Over at Writing Matters, Leslie O’Flahavan cites five on-line style guides to support the proposition that “using ‘and/or’ in a sentence is just plain dumb.”
I wouldn’t go so far as to call it “plain dumb.” I do try to avoid it myself, because there are better ways to express the same idea. Logically, the disjunctive includes the conjunctive, so or has the same meaning as and/or. If you’re dealing with an illogical situation where or means one or the other, but not both, then write “A or B, but not both.” If you want to make it crystal clear that your situation conforms to normal logic, write “A or B, or both.” See Garner’s Modern American Usage 45 (Oxford 2003).

This hybrid term has been referred to as “that befuddling, nameless thing, that Janus-faced monstrosity, neither word nor phrase, the child of a brain of someone too lazy or too dull to express his precise meaning, or too dull to know what he did mean.”
--Bryan A Garner, A Dictionary of Modern Legal Usage
Posted by: Rao H D | 31 January 2010 at 05:43 AM
Okay, you've given me the solution to the conundrum I asked about on your other blog: what if you have no confidence the reader will construe the disjunctive to include the conjunctive too. From now on, it's "A, B, or both" for me. (And isn't that an even more concise way to do it?)

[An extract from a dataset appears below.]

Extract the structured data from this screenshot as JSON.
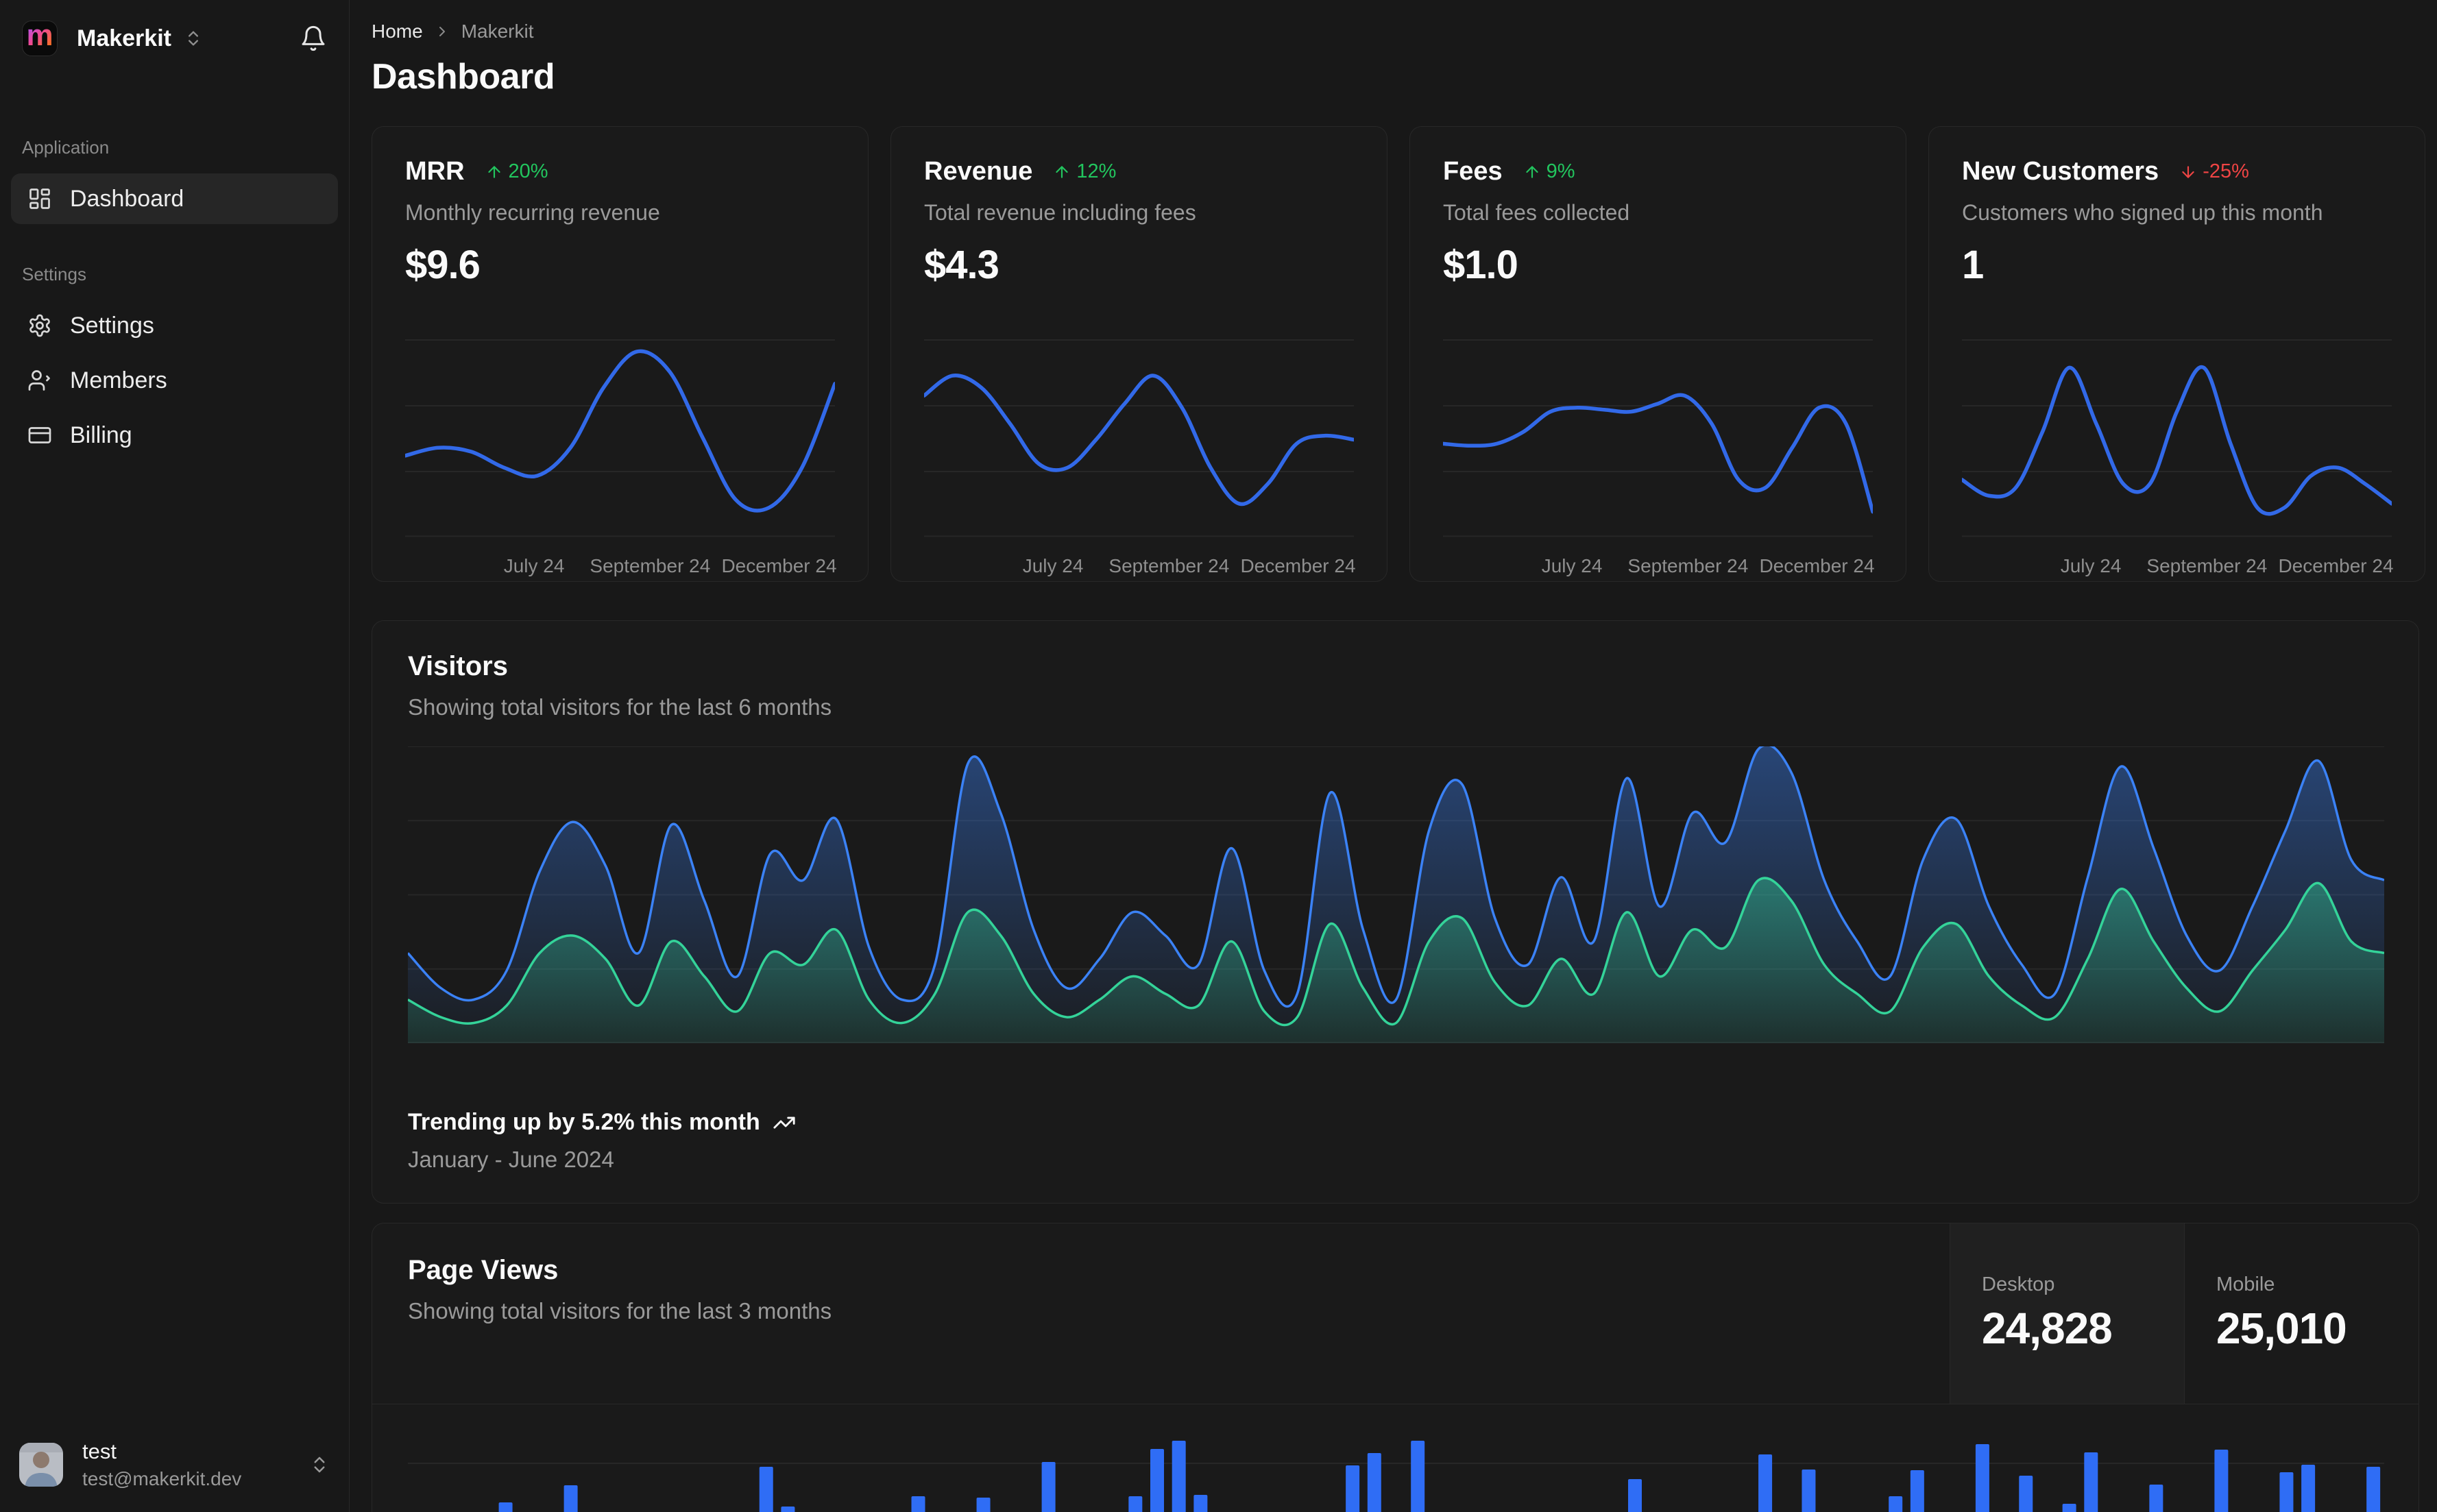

Posted by: peter | 02 February 2010 at 10:26 AM
Does the English "or" include conjunction, like the "or" of mathematical logic? Linguist Geoffrey K. Pullum agrees with your affirmative answer. I think the question is itself interesting, although it has only slight practical significance, and I disagree with you and Pullum in "The best that can be said for ‘and/or’: It isn't necessarily stupid." (http://tinyurl.com/yb6nh4b)
Posted by: Stephen R. Diamond | 05 February 2010 at 06:22 PM
I agree with Peter. Part of being a good writer is interpreting ways in which your reader might misunderstand you. You can't assume that your reader is a logic whiz.